Antes de seguir con el texto hay que dejar claro, por supuesto, que no se busca frivolizar aquí un asunto tan serio como el del acoso y la violencia sexual. La inocencia o culpabilidad de Parker no es algo que, en última instancia, se pueda afirmar con rotundidad, pero ese no es el ánimo del texto. Lo que queremos decir es que, dentro de la maquinaria de Hollywood, un asunto tan espinoso para alguien no consagrado -este matiz es importante, solo hay que pensar en Casey Affleck, Bill Cosby, Roman Polanski, Bryan Singer o Woody Allen- implica que no se quiera profundizar más.

El nacimiento de una nación desapareció por tanto de las quinielas y apenas un par de semanas después, con el estreno mundial de Moonlight en el Festival de Telluride, se produjo la ‘sustitución’. Una nueva cinta que sale de un festival muy celebrada, con protagonistas negros y temática LGTBQI, para más inri. La combinación perfecta. ¿Cínico? Seguramente, pero observar durante años estas campañas hace a uno así. Cuando Isabelle Huppert se está recorriendo medio país dando entrevistas para hablar de Elle (Paul Verhoeven, 2016), se sabe que le han dicho que así tendrá más posibilidad de galardón, tras haber ganado el Globo de Oro. Joaquin Phoenix denunció hace años la hipocresía de estos circos mediáticos, y logró ser nominado por The Master (Paul Thomas Anderson, 2012).
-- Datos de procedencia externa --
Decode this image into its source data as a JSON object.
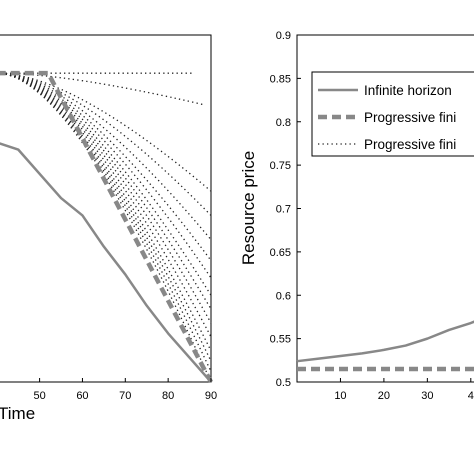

Algo similar pasó con Terrence Mallick y El árbol de la vida (2011), con su negativa a aparecer en público para discutir su trabajo. Pero son excepciones que confirman la regla.

No basta el talento, también hay que venderlo. Y eso en sí no está mal, porque uno quiere que los espectadores vayan a ver las películas que han hecho. Al final, los premios cumplen mejor su propósito si logran que una cinta se reestrene y aumente su taquilla, las ventas de DVD/Blu-Ray o las de visionados online en servidores de pago. Pero la crítica entra cuando películas de altísima calidad no entran en la carrera porque ninguna distribuidora las ha comprado y esté financiando sus campañas de promoción. Ese es el problema: que El nacimiento de una nación se haya caído y Moonlight haya entrado porque alguien así lo ha decidido, cuando seguramente habrá cintas con protagonistas negros -o latinos, o asiáticos- mejores en calidad. Así sustituyó MoonlightEl nacimiento de una nación en la carrera por el Óscar. ¿Se entiende ya mi desilusión?